O mercado do boi gordo encerrou a quinta-feira (24) com baixa liquidez e ritmo lento nas negociações. Segundo o Centro de Estudos de Economia Aplicada (Cepea), o cenário segue marcado pela pressão da indústria frigorífica e pela resistência dos pecuaristas em aceitar preços menores.
Ao longo da semana, compradores intensificaram a pressão nos negócios de balcão. O principal argumento é o alongamento das escalas de abate, que reduz a necessidade imediata de novas aquisições.
Mato Grosso registra queda
Em Mato Grosso, houve recuo de R$ 5 na arroba do boi gordo. Os negócios foram realizados entre R$ 350 e R$ 355.
Apesar da queda, o estado também registra baixa oferta em algumas regiões. Segundo relatos de mercado, muitos lotes já foram comercializados, o que limita novos negócios e contribui para o ritmo mais travado.
São Paulo tem preços estáveis
Em São Paulo, os preços ficaram estáveis, com a arroba negociada entre R$ 360 e R$ 365.
Mesmo com a pressão da indústria, pecuaristas seguem resistentes, à espera de valores mais altos. As escalas de abate no estado variam entre 7 e 12 dias, o que mantém o mercado sem urgência por compras.

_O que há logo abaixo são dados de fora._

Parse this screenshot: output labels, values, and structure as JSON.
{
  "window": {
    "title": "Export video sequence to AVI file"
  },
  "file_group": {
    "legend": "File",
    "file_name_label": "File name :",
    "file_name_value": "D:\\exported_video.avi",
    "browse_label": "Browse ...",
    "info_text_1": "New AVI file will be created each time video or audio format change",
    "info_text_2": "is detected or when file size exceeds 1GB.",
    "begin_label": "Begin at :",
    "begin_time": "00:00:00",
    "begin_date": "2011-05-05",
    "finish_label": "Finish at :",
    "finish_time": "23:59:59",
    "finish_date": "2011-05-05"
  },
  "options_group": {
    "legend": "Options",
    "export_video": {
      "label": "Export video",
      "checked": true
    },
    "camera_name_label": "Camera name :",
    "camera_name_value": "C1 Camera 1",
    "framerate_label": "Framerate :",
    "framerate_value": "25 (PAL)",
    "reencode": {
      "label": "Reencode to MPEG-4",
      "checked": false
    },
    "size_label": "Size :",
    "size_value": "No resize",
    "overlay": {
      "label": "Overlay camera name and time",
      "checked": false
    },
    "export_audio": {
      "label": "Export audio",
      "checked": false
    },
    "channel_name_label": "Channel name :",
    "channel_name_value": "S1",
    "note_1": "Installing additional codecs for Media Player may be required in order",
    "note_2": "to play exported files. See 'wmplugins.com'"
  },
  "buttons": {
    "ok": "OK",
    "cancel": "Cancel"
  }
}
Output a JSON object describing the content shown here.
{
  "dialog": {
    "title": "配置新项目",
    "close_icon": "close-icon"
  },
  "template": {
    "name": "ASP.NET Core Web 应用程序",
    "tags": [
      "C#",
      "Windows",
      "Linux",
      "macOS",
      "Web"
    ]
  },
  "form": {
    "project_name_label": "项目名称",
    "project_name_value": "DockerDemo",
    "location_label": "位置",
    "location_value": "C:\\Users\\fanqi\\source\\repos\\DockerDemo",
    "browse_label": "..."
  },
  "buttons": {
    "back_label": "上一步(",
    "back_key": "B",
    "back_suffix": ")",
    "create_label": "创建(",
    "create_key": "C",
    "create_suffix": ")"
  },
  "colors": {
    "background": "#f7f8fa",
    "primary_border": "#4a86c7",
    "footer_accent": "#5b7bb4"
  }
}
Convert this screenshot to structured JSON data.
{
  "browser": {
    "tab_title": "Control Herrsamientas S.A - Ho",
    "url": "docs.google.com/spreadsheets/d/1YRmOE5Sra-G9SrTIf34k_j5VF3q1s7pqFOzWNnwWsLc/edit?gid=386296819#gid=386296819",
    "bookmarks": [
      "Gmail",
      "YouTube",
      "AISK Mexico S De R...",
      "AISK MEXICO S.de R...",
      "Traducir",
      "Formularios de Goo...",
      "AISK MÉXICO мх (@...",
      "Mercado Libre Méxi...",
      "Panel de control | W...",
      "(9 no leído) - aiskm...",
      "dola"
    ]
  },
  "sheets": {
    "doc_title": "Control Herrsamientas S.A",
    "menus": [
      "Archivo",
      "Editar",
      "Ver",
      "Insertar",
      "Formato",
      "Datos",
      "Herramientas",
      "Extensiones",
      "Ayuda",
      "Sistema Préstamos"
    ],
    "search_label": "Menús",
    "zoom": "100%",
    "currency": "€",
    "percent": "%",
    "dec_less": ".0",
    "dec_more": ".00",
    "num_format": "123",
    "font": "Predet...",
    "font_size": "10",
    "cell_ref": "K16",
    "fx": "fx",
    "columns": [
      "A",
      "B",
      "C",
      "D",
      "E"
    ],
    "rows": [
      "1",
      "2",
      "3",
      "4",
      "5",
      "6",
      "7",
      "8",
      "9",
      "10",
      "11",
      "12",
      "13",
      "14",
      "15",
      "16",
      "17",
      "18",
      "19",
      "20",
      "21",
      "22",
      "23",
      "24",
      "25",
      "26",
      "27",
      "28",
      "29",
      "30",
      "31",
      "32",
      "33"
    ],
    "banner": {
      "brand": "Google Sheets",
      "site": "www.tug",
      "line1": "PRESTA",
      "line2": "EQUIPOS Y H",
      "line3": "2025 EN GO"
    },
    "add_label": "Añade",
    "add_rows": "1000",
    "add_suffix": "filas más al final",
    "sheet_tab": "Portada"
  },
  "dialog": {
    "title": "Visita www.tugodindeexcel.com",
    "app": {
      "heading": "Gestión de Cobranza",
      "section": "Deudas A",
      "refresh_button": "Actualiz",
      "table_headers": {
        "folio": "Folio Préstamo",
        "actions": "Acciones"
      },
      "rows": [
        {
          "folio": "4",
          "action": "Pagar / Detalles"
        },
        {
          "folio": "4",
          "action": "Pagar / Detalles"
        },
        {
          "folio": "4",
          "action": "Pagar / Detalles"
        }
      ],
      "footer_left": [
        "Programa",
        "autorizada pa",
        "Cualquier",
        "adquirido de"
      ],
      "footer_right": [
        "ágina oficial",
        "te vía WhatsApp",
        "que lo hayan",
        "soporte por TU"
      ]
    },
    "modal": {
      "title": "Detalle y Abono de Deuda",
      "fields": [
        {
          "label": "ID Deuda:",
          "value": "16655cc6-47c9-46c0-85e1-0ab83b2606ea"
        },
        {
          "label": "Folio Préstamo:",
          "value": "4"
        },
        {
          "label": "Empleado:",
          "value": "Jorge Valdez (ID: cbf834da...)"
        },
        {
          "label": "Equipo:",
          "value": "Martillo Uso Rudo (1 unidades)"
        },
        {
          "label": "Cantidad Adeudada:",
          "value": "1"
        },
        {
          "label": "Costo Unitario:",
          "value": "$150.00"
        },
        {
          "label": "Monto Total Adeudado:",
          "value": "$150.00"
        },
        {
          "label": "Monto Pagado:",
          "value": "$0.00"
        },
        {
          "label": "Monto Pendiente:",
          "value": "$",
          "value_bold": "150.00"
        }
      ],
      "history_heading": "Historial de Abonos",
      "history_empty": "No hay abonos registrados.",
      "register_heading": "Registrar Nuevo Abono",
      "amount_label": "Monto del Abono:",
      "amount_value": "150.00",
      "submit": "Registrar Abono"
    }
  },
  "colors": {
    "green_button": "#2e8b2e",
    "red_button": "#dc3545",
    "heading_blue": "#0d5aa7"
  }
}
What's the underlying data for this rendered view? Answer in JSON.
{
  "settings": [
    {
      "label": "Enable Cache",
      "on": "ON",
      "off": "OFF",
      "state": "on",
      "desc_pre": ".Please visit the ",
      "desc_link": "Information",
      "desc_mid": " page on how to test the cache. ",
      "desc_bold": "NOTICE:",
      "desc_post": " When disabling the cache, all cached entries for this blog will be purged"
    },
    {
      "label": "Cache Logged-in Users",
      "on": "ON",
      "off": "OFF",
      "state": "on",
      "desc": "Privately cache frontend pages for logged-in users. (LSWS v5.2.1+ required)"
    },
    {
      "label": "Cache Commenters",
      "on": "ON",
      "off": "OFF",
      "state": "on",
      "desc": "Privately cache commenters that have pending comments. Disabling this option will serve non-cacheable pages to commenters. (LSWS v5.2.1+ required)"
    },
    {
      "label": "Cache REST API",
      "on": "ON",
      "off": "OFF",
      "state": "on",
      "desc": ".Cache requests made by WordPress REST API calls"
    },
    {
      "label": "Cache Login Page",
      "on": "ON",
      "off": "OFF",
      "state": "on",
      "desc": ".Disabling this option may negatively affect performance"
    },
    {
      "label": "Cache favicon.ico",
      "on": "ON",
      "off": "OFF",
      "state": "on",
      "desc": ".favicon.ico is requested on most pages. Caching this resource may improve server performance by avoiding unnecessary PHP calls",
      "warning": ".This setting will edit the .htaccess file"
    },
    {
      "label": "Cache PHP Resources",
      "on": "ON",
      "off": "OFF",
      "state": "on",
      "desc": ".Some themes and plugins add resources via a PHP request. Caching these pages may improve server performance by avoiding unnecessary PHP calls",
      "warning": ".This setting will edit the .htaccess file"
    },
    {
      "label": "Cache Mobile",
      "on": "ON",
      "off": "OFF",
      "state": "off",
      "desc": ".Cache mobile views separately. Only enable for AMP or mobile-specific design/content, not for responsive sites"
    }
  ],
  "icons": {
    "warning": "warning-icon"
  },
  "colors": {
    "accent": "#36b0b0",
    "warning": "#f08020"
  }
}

Escalas alongadas e expectativa para maio
O alongamento das escalas continua sendo um dos principais fatores de pressão sobre os preços. Em algumas regiões, como o Norte de Minas, as programações de abate já chegam a até 14 dias.
Além disso, a proximidade de maio também entra no radar do mercado. Historicamente, o período costuma registrar aumento da oferta de animais, devido à perda de qualidade das pastagens.
No entanto, neste ano, as condições climáticas têm sido mais favoráveis. Produtores relatam pastagens em bom estado, o que pode limitar esse movimento de aumento de oferta.
Atacado dá sustentação aos preços
No mercado atacadista, o cenário é diferente. A demanda por carne bovina segue firme, com boa saída e redução de estoques.
Na Grande São Paulo, o quilo da carcaça casada foi negociado a R$ 25,64 à vista. Esse valor corresponde a uma arroba equivalente de aproximadamente R$ 384,60, acima dos preços praticados no mercado físico do boi gordo.
Esse descolamento ajuda a sustentar as cotações e limita quedas mais acentuadas no campo.